A little nudge, either by design or by circumstance, is often what turns ordinary Torontonians into ravine aficionados. Such was the case with Dan Berman, a filmmaker whose upcoming Bell Local documentary series, Accidental Parklandexplores the ravine system and Toronto's watersheds. (The series also features founding Managing Editor of Yonge Street, Shawn Micallef, as narrator.) 

The Don River.
Berman discovered the ravines when he first moved to Toronto and used their trail system to avoid traffic and cut through neighbourhoods on his bicycle. From there, he became fascinated by the extensiveness of the ravines, and how little people in the city seemed to know about them. 

"Most people have no sense of what they are, even when they're quite close to them," Berman says.  Because of this, Accidental Parkland will take an informative approach to introducing denizens to the ravine system, with each of its five episodes offering an up-close-and-personal introduction to one of the GTA's nine watersheds: Mimico, Don, Highland, Rouge, Humber, and the Waterfront.

Even as a devoted ravines explorer, the filming process has led to new discoveries for Berman. "I didn't realize just how much land was private within ravines, which changes how you look at them. A good deal of that private land is people's backyards.“

The project has also offered Berman an important reminder that the ravines are part water infrastructure, and part green space parkland. They are not pristine nature, but carefully managed flood and erosion prevention systems. “They are essentially our drainage system,” says Berman, “and they require upkeep and engineering. There's no going back to virgin nature, but it hasn't been there for 200 years anyway. It's more about asking how you curate nature.”

Kelli Korducki paddles the Don.Berman is optimistic about that curation process. “There are so many smart, committed people working on this for the city and TRCA. It's kind of impressive and overwhelming how strong a workforce we have working around this.” 

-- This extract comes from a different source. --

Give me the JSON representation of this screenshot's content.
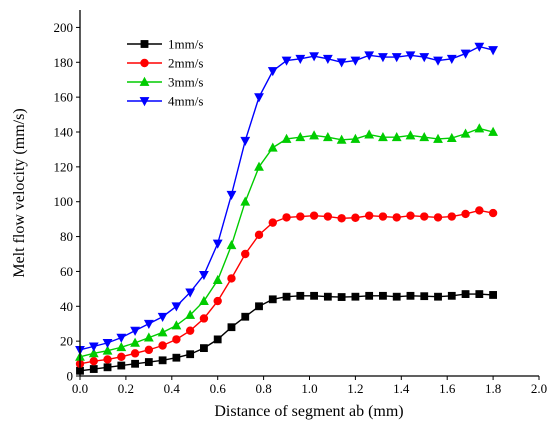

Dave Harvey, director and founder of Park People, is also optimistic. Park People has been closely attuned to the consultation roundtable discussions put forth by the city and TRCA to get a ravines plan rolling; the most recent of these, earlier this month, attracted over 300 attendees.

“The city seems like they're really trying to reach out,” Harvey observes. "And the great thing is that there are so many interested people who want to be part of the strategy."

Harvey has two major hopes for Toronto's ravines: that the many tower communities located near them might be able to use these spaces as community-building asset, and that a greater awareness of the ravines emerges around the city. But he has reason to be hopeful.

“More and more you see great ideas like the Pan Am Path, which will engage people in a new way through the ravine system,” he says. "I think these will get more people to use them, appreciate them, and make them the city building asset that they are."